Feedbacks on data collection, data modeling and data integration of large datasets: application to Rhin-Meuse and Rhone-Mediterranean districts (France)

To better understand hydrosystem functioning, we need to improve our knowledge of hydrobiological processes as well to identify and to quantify the associated pressures. In this context, the ANR11-MONU14 Fresqueau project associates data miners and hydrobiologists to define a new knowledge discovery process from datasets provided by public databases to fully meet the expert requirements. The required data are grouped into five major categories: (i) data on water quality, (ii) data characterizing sampling reaches, (iii) data describing the hydrographic network (iv) data estimating human activities (land use and waste water treatment plant) and (v) climate and environmental forcing variables. All these data are spatial and complex to structure and to inter-connect because of their volume and their nature.

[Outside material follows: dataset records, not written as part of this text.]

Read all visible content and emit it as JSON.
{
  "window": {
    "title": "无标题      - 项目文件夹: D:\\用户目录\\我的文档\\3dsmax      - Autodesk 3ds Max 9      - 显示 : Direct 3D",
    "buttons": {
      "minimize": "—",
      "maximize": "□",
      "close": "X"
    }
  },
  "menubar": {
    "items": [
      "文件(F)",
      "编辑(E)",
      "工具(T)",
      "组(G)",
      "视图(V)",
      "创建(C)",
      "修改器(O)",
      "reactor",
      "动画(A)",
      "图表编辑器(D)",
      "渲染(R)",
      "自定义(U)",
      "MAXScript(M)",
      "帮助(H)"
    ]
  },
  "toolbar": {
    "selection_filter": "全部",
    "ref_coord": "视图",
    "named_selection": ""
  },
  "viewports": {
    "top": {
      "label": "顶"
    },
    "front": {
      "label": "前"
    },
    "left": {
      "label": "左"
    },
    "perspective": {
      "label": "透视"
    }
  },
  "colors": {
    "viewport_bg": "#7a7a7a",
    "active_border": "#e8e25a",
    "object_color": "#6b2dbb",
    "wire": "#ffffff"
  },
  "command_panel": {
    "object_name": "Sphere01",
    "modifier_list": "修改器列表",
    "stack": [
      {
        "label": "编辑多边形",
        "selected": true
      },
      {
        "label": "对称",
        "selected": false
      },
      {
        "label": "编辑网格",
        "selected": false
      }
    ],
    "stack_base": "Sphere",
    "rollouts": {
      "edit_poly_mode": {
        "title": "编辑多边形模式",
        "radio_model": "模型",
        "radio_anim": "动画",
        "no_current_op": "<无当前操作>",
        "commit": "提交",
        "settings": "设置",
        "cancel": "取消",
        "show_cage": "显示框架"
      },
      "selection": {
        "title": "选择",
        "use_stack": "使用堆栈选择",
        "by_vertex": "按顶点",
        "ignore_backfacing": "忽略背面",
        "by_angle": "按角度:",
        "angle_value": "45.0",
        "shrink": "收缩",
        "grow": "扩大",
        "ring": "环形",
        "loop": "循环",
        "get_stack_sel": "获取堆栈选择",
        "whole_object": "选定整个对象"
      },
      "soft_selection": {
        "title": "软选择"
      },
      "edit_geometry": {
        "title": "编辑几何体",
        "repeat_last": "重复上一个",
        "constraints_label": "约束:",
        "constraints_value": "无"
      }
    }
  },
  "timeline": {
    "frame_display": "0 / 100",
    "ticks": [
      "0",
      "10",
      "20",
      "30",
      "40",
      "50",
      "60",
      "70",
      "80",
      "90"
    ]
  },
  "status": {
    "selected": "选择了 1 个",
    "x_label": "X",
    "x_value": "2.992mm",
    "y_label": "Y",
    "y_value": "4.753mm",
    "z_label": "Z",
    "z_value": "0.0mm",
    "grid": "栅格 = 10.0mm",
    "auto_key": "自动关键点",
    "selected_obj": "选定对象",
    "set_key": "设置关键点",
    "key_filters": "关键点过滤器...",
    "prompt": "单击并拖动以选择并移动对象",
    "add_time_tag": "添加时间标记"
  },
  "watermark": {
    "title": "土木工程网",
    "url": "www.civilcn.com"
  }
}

The studied data are characterized by a high heterogeneity due to their origin (values from measurements or expertise), their value that can be quantitative, semi-quantitative or qualitative, and their structure (point, line, surface polygon) as well as because of their temporal variability (sampling duration and frequency). The objective of this presentation is to introduce the first phase of our work for data gathering, data modeling and data integration. The inventory is carried out on two french districts: Rhine Meuse (33 000 km2) and Rhone Mediterranean and Corsica (130 000 km2). We present the main operational lessons of the work performed on the 16 concerned public databases (access, rights of use, data format, etc.). As a result we present the conceptual data model (data standardization and positioning linking).